Ya‘kub (a.s), Hz. İshak’ın oğludur. Lakabı “İsrâîl” olduğu için neslinden gelen insanlara “Benî İsrâîl” denilmiştir. Yûsuf (a.s) da Hz. Ya‘kub’un oğludur. Bu iki peygamberin kıssası Kur’ân-ı Kerîm’de “Ahsenü’l-kasas: Kıssaların en güzeli” diye tavsif edilir.

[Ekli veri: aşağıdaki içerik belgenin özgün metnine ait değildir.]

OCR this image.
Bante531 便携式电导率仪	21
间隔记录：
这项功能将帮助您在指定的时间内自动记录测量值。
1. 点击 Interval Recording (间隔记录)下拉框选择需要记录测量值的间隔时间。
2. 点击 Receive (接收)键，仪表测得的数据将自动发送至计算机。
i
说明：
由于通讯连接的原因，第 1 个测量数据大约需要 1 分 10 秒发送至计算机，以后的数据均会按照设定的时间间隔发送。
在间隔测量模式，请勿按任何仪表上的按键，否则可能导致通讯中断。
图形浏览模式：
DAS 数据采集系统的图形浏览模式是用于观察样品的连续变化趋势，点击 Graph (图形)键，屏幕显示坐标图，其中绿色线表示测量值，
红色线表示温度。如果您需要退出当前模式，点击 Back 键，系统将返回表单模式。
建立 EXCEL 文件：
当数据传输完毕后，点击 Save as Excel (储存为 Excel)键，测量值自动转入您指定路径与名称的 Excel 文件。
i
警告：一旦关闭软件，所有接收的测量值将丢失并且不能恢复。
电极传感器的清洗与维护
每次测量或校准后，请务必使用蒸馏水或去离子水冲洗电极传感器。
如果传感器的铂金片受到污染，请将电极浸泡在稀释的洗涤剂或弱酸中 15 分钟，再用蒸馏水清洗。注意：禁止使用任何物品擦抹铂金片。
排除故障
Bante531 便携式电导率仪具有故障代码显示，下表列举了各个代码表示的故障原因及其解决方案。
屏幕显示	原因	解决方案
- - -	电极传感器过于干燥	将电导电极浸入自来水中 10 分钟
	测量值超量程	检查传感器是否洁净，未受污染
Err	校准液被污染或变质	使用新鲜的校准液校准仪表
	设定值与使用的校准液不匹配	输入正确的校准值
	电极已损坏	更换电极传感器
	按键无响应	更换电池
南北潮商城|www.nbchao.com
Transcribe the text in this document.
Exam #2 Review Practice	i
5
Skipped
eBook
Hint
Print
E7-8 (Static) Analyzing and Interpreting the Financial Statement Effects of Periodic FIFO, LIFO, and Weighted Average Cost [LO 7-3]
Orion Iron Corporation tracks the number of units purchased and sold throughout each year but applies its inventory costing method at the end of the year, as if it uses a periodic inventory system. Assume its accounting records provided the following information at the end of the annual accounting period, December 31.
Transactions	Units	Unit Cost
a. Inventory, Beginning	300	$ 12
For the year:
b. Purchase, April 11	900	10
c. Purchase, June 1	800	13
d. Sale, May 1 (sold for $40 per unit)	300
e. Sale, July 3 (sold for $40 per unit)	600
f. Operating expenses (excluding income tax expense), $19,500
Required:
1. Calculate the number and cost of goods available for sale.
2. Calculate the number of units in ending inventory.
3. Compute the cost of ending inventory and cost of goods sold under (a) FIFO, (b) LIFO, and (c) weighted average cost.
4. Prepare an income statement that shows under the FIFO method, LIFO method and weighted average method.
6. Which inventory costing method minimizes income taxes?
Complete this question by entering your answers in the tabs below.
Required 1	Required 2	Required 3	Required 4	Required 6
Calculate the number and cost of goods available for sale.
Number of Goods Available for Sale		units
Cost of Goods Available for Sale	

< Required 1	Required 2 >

Hz. Ya‘kûb’un on iki oğlu vardı. Onların içinde en fazla Hz. Yûsuf’u, ondan sonra da kardeşi Bünyamin’i severdi. Yûsuf (a.s) çocuk iken bir rüyâ görmüştü, on bir yıldız, güneş ve ay kendisine secde ediyordu. Babası, “Yavrucuğum! Rüyânı sakın kardeşlerine anlatma! Sonra onlar sana hasedleri sebebiyle tuzak kurarlar. Çünkü şeytan, insanın apaçık bir düşmanıdır. Rabbin seni seçecek. Sana rüyâda görülen hâdiselerin tâbirine dâir ilim verecek, daha önce iki atan İbrâhîm ve İshâk’a nîmetini tamamladığı gibi, sana ve Ya‘kûb soyuna da nîmetini tamamlayacak” dedi.[1] Gerçekten de büyük kardeşleri Yûsuf’u kıskandılar. Onu öldürerek babalarının teveccühünü kazanmak istediler. Hz. Yûsuf’u, gezip eğlenme bahanesiyle kıra götürüp bir kuyuya attılar. Babalarına da kardeşlerini kurdun yediğini söylediler. Hz. Ya‘kub bu söze inanmadı ama başka yapacak bir şeyi de yoktu. Çok üzüldü ve yıllarca gözyaşı döktü, nihayetinde gözlerini kaybetti. Kuyunun yanından geçen bir kâfile su almak isteyince Hz. Yûsuf’u buldu. Onu Mısır’a götürüp Azîz’e yani mâliye bakanına sattılar.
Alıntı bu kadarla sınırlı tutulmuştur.